Correlation Between Nasdaq 100 and Mfs International
Can any of the company-specific risk be diversified away by investing in both Nasdaq 100 and Mfs International at the same time? Although using a correlation coefficient on its own may not help to predict future stock returns, this module helps to understand the diversifiable risk of combining Nasdaq 100 and Mfs International into the same portfolio, which is an essential part of the fundamental portfolio management process.
By analyzing existing cross correlation between Nasdaq 100 Profund Nasdaq 100 and Mfs International Large, you can compare the effects of market volatilities on Nasdaq 100 and Mfs International and check how they will diversify away market risk if combined in the same portfolio for a given time horizon. You can also utilize pair trading strategies of matching a long position in Nasdaq 100 with a short position of Mfs International. Check out your portfolio center. Please also check ongoing floating volatility patterns of Nasdaq 100 and Mfs International.
Diversification Opportunities for Nasdaq 100 and Mfs International
-0.62 | Correlation Coefficient |
Excellent diversification
The 3 months correlation between Nasdaq and Mfs is -0.62. Overlapping area represents the amount of risk that can be diversified away by holding Nasdaq 100 Profund Nasdaq 100 and Mfs International Large in the same portfolio, assuming nothing else is changed. The correlation between historical prices or returns on Mfs International Large and Nasdaq 100 is a relative statistical measure of the degree to which these equity instruments tend to move together. The correlation coefficient measures the extent to which returns on Nasdaq 100 Profund Nasdaq 100 are associated (or correlated) with Mfs International. Values of the correlation coefficient range from -1 to +1, where. The correlation of zero (0) is possible when the price movement of Mfs International Large has no effect on the direction of Nasdaq 100 i.e., Nasdaq 100 and Mfs International go up and down completely randomly.
Pair Corralation between Nasdaq 100 and Mfs International
Assuming the 90 days horizon Nasdaq 100 Profund Nasdaq 100 is expected to generate 1.15 times more return on investment than Mfs International. However, Nasdaq 100 is 1.15 times more volatile than Mfs International Large. It trades about -0.04 of its potential returns per unit of risk. Mfs International Large is currently generating about -0.24 per unit of risk. If you would invest 3,518 in Nasdaq 100 Profund Nasdaq 100 on October 11, 2024 and sell it today you would lose (47.00) from holding Nasdaq 100 Profund Nasdaq 100 or give up 1.34% of portfolio value over 90 days.
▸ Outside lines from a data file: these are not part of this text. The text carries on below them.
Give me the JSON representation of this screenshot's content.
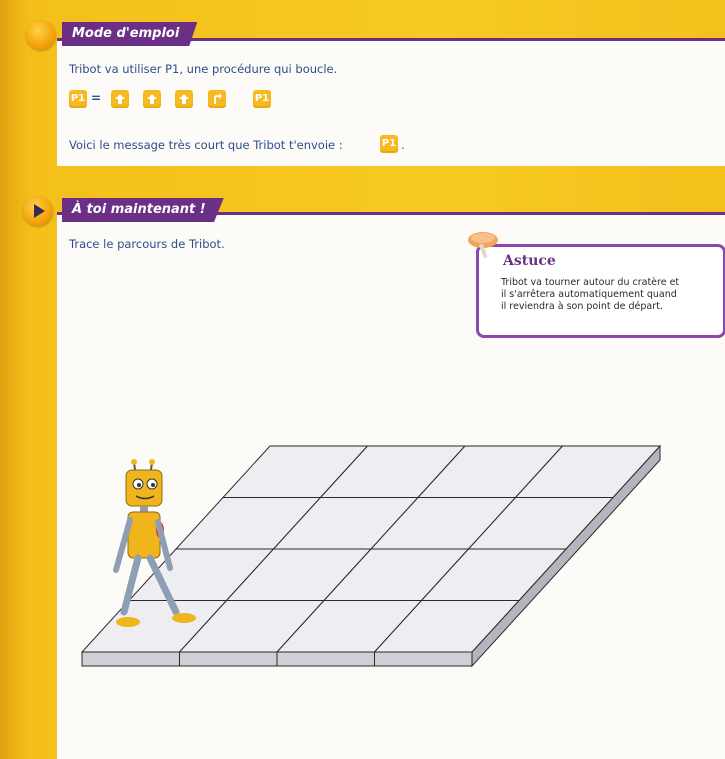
{
  "section1": {
    "title": "Mode d'emploi",
    "line1": "Tribot va utiliser P1, une procédure qui boucle.",
    "definition": {
      "name": "P1",
      "equals": "=",
      "steps": [
        {
          "type": "arrow-up",
          "icon": "arrow-up-icon"
        },
        {
          "type": "arrow-up",
          "icon": "arrow-up-icon"
        },
        {
          "type": "arrow-up",
          "icon": "arrow-up-icon"
        },
        {
          "type": "turn",
          "icon": "turn-arrow-icon"
        },
        {
          "type": "call",
          "label": "P1"
        }
      ]
    },
    "line2": "Voici le message très court que Tribot t'envoie :",
    "message_token": "P1",
    "line2_end": "."
  },
  "section2": {
    "title": "À toi maintenant !",
    "instruction": "Trace le parcours de Tribot."
  },
  "astuce": {
    "title": "Astuce",
    "lines": [
      "Tribot va tourner autour du cratère et",
      "il s'arrêtera automatiquement quand",
      "il reviendra à son point de départ."
    ]
  },
  "grid": {
    "rows": 4,
    "cols": 4
  },
  "colors": {
    "accent_purple": "#6b2f86",
    "token_yellow": "#f7b91f",
    "page_yellow": "#f7c61d",
    "text_blue": "#2d4e8a"
  }
}
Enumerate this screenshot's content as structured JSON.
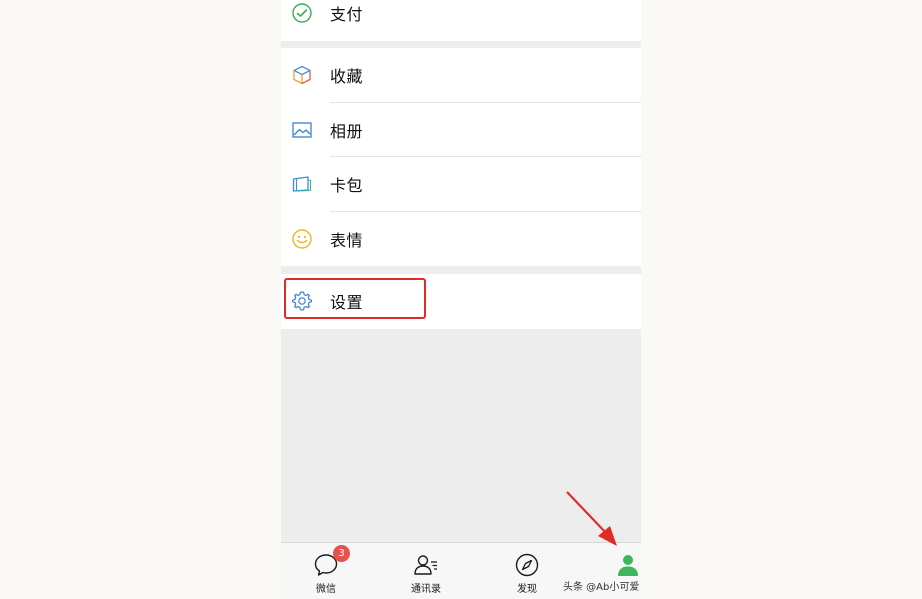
{
  "menu": {
    "pay_label": "支付",
    "favorites_label": "收藏",
    "album_label": "相册",
    "card_label": "卡包",
    "sticker_label": "表情",
    "settings_label": "设置"
  },
  "tabbar": {
    "chats_label": "微信",
    "chats_badge": "3",
    "contacts_label": "通讯录",
    "discover_label": "发现"
  },
  "watermark": "头条 @Ab小可爱",
  "colors": {
    "accent_green": "#07c160",
    "highlight_red": "#e02b27",
    "badge_red": "#e5534b"
  }
}
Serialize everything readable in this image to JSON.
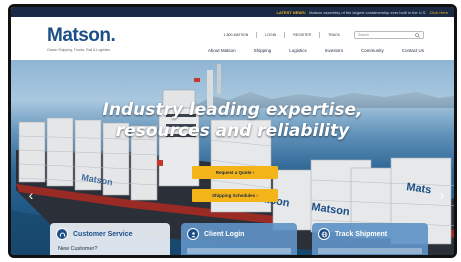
{
  "news": {
    "tag": "LATEST NEWS:",
    "text": "Matson assembly of the largest containership ever built in the U.S.",
    "more": "Click Here"
  },
  "header": {
    "logo": "Matson.",
    "tagline": "Ocean Shipping, Trucks, Rail & Logistics",
    "utility_links": [
      "1-800-MATSON",
      "LOGIN",
      "REGISTER",
      "TRACK"
    ],
    "search_placeholder": "Search",
    "nav": [
      "About Matson",
      "Shipping",
      "Logistics",
      "Investors",
      "Community",
      "Contact Us"
    ]
  },
  "hero": {
    "headline_line1": "Industry leading expertise,",
    "headline_line2": "resources and reliability",
    "cta_quote": "Request a Quote ›",
    "cta_schedule": "Shipping Schedules ›",
    "arrow_left": "‹",
    "arrow_right": "›"
  },
  "panels": {
    "customer_service": {
      "title": "Customer Service",
      "sub": "New Customer?"
    },
    "client_login": {
      "title": "Client Login"
    },
    "track_shipment": {
      "title": "Track Shipment"
    }
  },
  "colors": {
    "brand": "#1c4f87",
    "accent": "#f2b418",
    "newsbar": "#1a2a44"
  }
}
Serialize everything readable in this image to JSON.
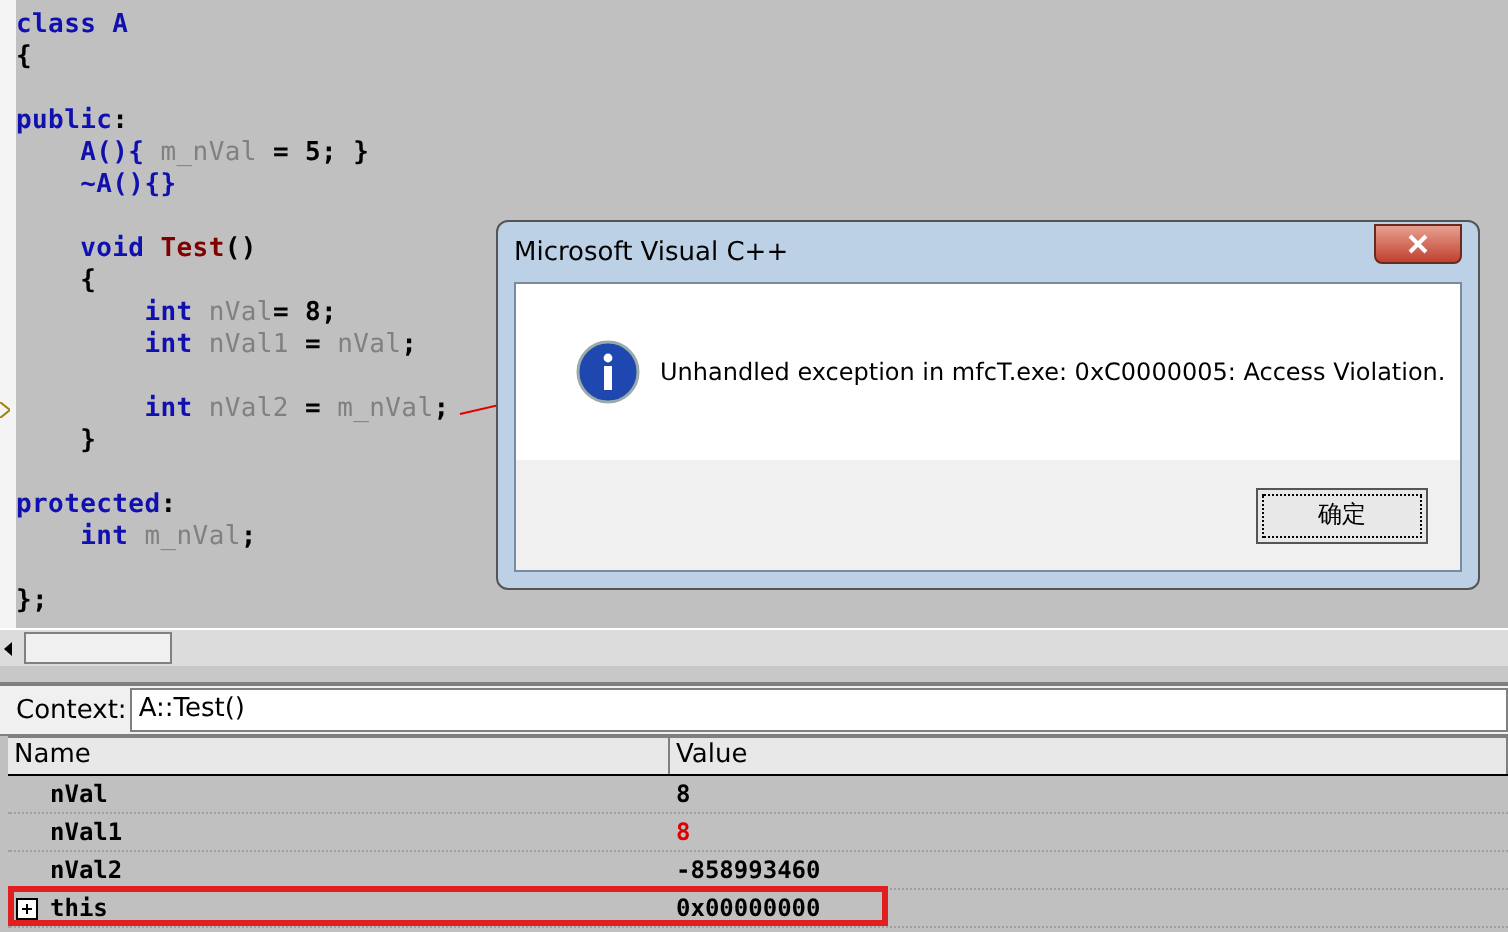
{
  "editor": {
    "lines": [
      {
        "kind": "code",
        "current": false,
        "tokens": [
          {
            "kind": "keyword",
            "text": "class A"
          }
        ]
      },
      {
        "kind": "code",
        "current": false,
        "tokens": [
          {
            "kind": "plain",
            "text": "{"
          }
        ]
      },
      {
        "kind": "blank"
      },
      {
        "kind": "code",
        "current": false,
        "tokens": [
          {
            "kind": "keyword",
            "text": "public"
          },
          {
            "kind": "plain",
            "text": ":"
          }
        ]
      },
      {
        "kind": "code",
        "current": false,
        "tokens": [
          {
            "kind": "keyword",
            "text": "    A(){ "
          },
          {
            "kind": "name",
            "text": "m_nVal"
          },
          {
            "kind": "plain",
            "text": " = 5; }"
          }
        ]
      },
      {
        "kind": "code",
        "current": false,
        "tokens": [
          {
            "kind": "keyword",
            "text": "    ~A(){}"
          }
        ]
      },
      {
        "kind": "blank"
      },
      {
        "kind": "code",
        "current": false,
        "tokens": [
          {
            "kind": "keyword",
            "text": "    void "
          },
          {
            "kind": "func",
            "text": "Test"
          },
          {
            "kind": "plain",
            "text": "()"
          }
        ]
      },
      {
        "kind": "code",
        "current": false,
        "tokens": [
          {
            "kind": "plain",
            "text": "    {"
          }
        ]
      },
      {
        "kind": "code",
        "current": false,
        "tokens": [
          {
            "kind": "keyword",
            "text": "        int "
          },
          {
            "kind": "name",
            "text": "nVal"
          },
          {
            "kind": "plain",
            "text": "= 8;"
          }
        ]
      },
      {
        "kind": "code",
        "current": false,
        "tokens": [
          {
            "kind": "keyword",
            "text": "        int "
          },
          {
            "kind": "name",
            "text": "nVal1"
          },
          {
            "kind": "plain",
            "text": " = "
          },
          {
            "kind": "name",
            "text": "nVal"
          },
          {
            "kind": "plain",
            "text": ";"
          }
        ]
      },
      {
        "kind": "blank"
      },
      {
        "kind": "code",
        "current": true,
        "tokens": [
          {
            "kind": "keyword",
            "text": "        int "
          },
          {
            "kind": "name",
            "text": "nVal2"
          },
          {
            "kind": "plain",
            "text": " = "
          },
          {
            "kind": "name",
            "text": "m_nVal"
          },
          {
            "kind": "plain",
            "text": ";"
          }
        ]
      },
      {
        "kind": "code",
        "current": false,
        "tokens": [
          {
            "kind": "plain",
            "text": "    }"
          }
        ]
      },
      {
        "kind": "blank"
      },
      {
        "kind": "code",
        "current": false,
        "tokens": [
          {
            "kind": "keyword",
            "text": "protected"
          },
          {
            "kind": "plain",
            "text": ":"
          }
        ]
      },
      {
        "kind": "code",
        "current": false,
        "tokens": [
          {
            "kind": "keyword",
            "text": "    int "
          },
          {
            "kind": "name",
            "text": "m_nVal"
          },
          {
            "kind": "plain",
            "text": ";"
          }
        ]
      },
      {
        "kind": "blank"
      },
      {
        "kind": "code",
        "current": false,
        "tokens": [
          {
            "kind": "plain",
            "text": "};"
          }
        ]
      }
    ]
  },
  "dialog": {
    "title": "Microsoft Visual C++",
    "message": "Unhandled exception in mfcT.exe: 0xC0000005: Access Violation.",
    "button": "确定"
  },
  "context": {
    "label": "Context:",
    "value": "A::Test()"
  },
  "variables": {
    "columns": [
      "Name",
      "Value"
    ],
    "rows": [
      {
        "name": "nVal",
        "value": "8",
        "changed": false,
        "expandable": false,
        "highlighted": false
      },
      {
        "name": "nVal1",
        "value": "8",
        "changed": true,
        "expandable": false,
        "highlighted": false
      },
      {
        "name": "nVal2",
        "value": "-858993460",
        "changed": false,
        "expandable": false,
        "highlighted": false
      },
      {
        "name": "this",
        "value": "0x00000000",
        "changed": false,
        "expandable": true,
        "highlighted": true
      }
    ]
  }
}
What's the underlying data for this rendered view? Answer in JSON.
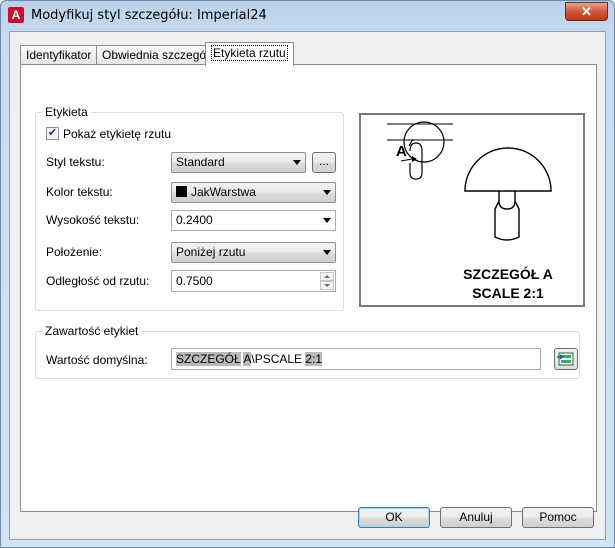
{
  "window": {
    "title": "Modyfikuj styl szczegółu: Imperial24",
    "close_glyph": "✕"
  },
  "tabs": [
    {
      "label": "Identyfikator",
      "active": false
    },
    {
      "label": "Obwiednia szczegółu",
      "active": false
    },
    {
      "label": "Etykieta rzutu",
      "active": true
    }
  ],
  "etykieta": {
    "group_label": "Etykieta",
    "show_label": {
      "label": "Pokaż etykietę rzutu",
      "checked": true
    },
    "text_style": {
      "label": "Styl tekstu:",
      "value": "Standard",
      "browse_label": "..."
    },
    "text_color": {
      "label": "Kolor tekstu:",
      "value": "JakWarstwa",
      "swatch_color": "#000000"
    },
    "text_height": {
      "label": "Wysokość tekstu:",
      "value": "0.2400"
    },
    "position": {
      "label": "Położenie:",
      "value": "Poniżej rzutu"
    },
    "offset": {
      "label": "Odległość od rzutu:",
      "value": "0.7500"
    }
  },
  "preview": {
    "label_line1": "SZCZEGÓŁ A",
    "label_line2": "SCALE 2:1",
    "bubble_letter": "A"
  },
  "zawartosc": {
    "group_label": "Zawartość etykiet",
    "default_value": {
      "label": "Wartość domyślna:",
      "value_parts": [
        "SZCZEGÓŁ",
        " ",
        "A",
        "\\PSCALE ",
        "2:1"
      ]
    }
  },
  "buttons": {
    "ok": "OK",
    "cancel": "Anuluj",
    "help": "Pomoc"
  },
  "colors": {
    "accent": "#3c7fb1",
    "titlebar": "#b9d1ea",
    "close": "#c2391a"
  }
}
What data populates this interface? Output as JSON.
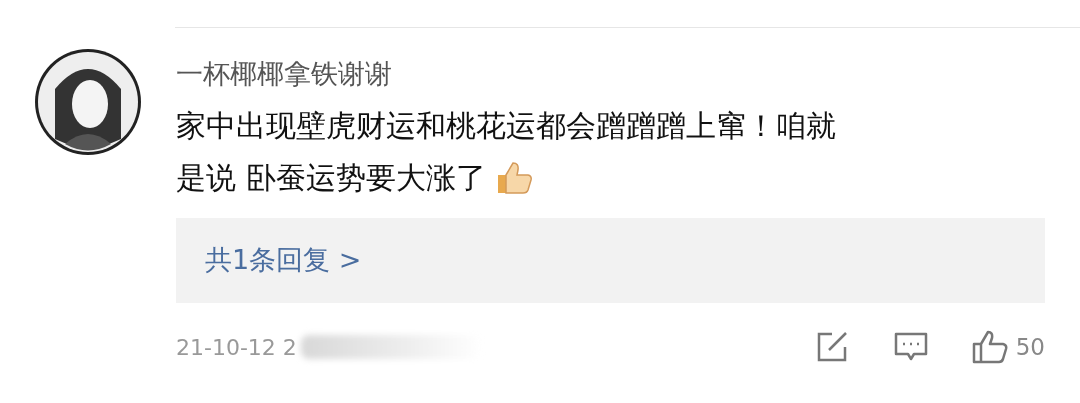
{
  "comment": {
    "username": "一杯椰椰拿铁谢谢",
    "lines": [
      "家中出现壁虎财运和桃花运都会蹭蹭蹭上窜！咱就",
      "是说 卧蚕运势要大涨了"
    ],
    "reply_link": "共1条回复 >",
    "date": "21-10-12 2",
    "like_count": "50"
  }
}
Time Period | 3 Months [change] |
Direction | Moves Against |
Strength | Weak |
Accuracy | 100.0% |
Values | Daily Returns |
Nasdaq 100 Profund Nasdaq 100 vs. Mfs International Large
Performance |
Timeline |
Nasdaq 100 Profund |
Mfs International Large |
Nasdaq 100 and Mfs International Volatility Contrast
Predicted Return Density |
Returns |
Pair Trading with Nasdaq 100 and Mfs International
The main advantage of trading using opposite Nasdaq 100 and Mfs International positions is that it hedges away some unsystematic risk. Because of two separate transactions, even if Nasdaq 100 position performs unexpectedly, Mfs International can make up some of the losses. Pair trading also minimizes risk from directional movements in the market. For example, if an entire industry or sector drops because of unexpected headlines, the short position in Mfs International will offset losses from the drop in Mfs International's long position.Nasdaq 100 vs. Bull Profund Bull | Nasdaq 100 vs. Nasdaq 100 Profund Nasdaq 100 | Nasdaq 100 vs. Ultranasdaq 100 Profund Ultranasdaq 100 | Nasdaq 100 vs. Small Cap Profund Small Cap |
Mfs International vs. Nasdaq 100 Profund Nasdaq 100 | Mfs International vs. Ab Small Cap | Mfs International vs. Semiconductor Ultrasector Profund | Mfs International vs. Predex Funds |
Check out your portfolio center.Note that this page's information should be used as a complementary analysis to find the right mix of equity instruments to add to your existing portfolios or create a brand new portfolio. You can also try the Performance Analysis module to check effects of mean-variance optimization against your current asset allocation.